By Dinesh DSouza
In 1991, as the term political correctness was working its way into the national vocabulary, the rising conservative star Dinesh D’Souza criticized what he saw as a new spirit of intolerance on American college campuses.
Each fall some 13 million students, 2.5 million of them members of minority groups, enroll in American colleges … At the university they hope to shape themselves as whole human beings, both intellectually and morally. Brimming with idealism, they wish to prepare themselves for full and independent lives in the workplace, at home, and as citizens of a democratic society. In short, what they seek is a liberal education.

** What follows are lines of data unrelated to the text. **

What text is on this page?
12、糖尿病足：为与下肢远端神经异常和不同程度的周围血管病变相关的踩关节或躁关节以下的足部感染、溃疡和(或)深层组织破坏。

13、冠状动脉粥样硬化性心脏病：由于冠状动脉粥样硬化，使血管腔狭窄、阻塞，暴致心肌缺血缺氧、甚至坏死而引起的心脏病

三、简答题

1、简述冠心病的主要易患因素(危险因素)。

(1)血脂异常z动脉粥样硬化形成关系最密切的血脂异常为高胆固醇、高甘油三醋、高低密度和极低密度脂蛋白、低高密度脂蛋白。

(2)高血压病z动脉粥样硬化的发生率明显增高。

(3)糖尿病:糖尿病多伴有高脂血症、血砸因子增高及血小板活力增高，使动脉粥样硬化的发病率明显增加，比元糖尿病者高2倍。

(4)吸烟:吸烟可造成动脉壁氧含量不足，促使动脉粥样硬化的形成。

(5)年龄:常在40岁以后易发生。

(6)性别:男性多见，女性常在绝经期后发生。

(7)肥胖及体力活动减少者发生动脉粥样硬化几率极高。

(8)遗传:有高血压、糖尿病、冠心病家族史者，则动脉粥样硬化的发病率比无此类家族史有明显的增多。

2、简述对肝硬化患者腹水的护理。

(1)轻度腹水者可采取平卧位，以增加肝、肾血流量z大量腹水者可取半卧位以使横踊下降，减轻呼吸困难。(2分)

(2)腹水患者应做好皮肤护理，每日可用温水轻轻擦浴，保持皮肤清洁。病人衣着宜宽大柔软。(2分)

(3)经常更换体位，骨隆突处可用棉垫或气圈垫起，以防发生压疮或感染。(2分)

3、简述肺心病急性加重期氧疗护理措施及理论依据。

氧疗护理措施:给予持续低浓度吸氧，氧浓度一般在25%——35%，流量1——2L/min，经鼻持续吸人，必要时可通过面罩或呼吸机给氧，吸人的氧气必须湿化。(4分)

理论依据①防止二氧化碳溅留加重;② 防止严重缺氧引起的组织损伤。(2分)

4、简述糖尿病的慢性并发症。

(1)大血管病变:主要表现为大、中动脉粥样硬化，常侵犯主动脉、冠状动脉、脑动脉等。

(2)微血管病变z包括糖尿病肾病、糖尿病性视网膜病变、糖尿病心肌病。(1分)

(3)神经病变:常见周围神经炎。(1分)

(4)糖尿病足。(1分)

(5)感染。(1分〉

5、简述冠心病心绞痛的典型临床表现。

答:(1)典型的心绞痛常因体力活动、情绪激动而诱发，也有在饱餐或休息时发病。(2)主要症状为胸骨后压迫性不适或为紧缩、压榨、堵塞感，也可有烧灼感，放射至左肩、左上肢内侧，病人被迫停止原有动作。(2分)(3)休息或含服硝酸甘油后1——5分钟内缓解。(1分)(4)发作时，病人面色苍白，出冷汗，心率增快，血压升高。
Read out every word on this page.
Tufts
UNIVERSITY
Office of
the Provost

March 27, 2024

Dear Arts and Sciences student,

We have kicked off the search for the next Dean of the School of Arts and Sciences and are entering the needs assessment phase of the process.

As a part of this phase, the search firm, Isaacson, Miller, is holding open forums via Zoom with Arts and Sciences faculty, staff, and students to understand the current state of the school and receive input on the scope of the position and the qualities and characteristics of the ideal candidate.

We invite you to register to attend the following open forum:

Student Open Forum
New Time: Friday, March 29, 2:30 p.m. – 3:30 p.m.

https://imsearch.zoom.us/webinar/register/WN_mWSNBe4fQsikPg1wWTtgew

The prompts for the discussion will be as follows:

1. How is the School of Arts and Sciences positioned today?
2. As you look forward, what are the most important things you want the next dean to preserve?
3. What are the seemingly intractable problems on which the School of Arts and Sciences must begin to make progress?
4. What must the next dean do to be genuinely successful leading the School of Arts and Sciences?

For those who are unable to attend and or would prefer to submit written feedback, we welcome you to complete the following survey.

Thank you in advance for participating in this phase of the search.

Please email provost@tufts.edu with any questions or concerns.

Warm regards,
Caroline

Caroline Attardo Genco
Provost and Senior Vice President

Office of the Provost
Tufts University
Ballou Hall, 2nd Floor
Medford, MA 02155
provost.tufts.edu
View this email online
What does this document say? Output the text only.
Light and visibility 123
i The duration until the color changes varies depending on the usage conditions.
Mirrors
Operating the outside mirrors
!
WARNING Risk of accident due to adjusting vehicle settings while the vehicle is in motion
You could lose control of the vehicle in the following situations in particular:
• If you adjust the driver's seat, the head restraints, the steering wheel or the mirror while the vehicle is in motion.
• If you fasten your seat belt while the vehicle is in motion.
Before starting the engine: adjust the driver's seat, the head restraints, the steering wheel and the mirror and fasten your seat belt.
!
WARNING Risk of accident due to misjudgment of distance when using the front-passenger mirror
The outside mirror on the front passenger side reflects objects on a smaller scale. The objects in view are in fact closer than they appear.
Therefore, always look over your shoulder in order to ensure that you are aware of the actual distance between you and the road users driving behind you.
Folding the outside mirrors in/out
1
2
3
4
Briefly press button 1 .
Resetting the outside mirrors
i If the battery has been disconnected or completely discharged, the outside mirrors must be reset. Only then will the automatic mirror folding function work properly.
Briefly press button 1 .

By the time these students graduate, many colleges and universities will not have met their need for all-round development. Instead, by precept and example, they will have taught them that all rules are unjust and all preferences are principled; that justice is simply the will of the stronger party; that standards and values are arbitrary, and the ideal of the educated person is largely a figment of bourgeois white male ideology; that individual rights are a red flag signaling social privilege, and should be subordinated to the claims of group interest; that all knowledge can be reduced to politics and should be pursued not for its own sake but for the political end of power; that convenient myths and well-intentioned lies can substitute for truth; that double standards are acceptable as long as they are enforced to the benefit of minority victims; that disputes are best settled not by rational and civil debate but by accusation, intimidation, and official prosecution; that the university stands for nothing in particular and has no claim to be exempt from outside pressures; and that a multiracial society cannot be based on fair rules that apply to every person but must rather be held together with a forced rationing of power among separatist racial groups. In short, instead of liberal education, what many American students are getting is its diametrical opposite: an education in closed-mindedness and intolerance—which is to say, illiberal education.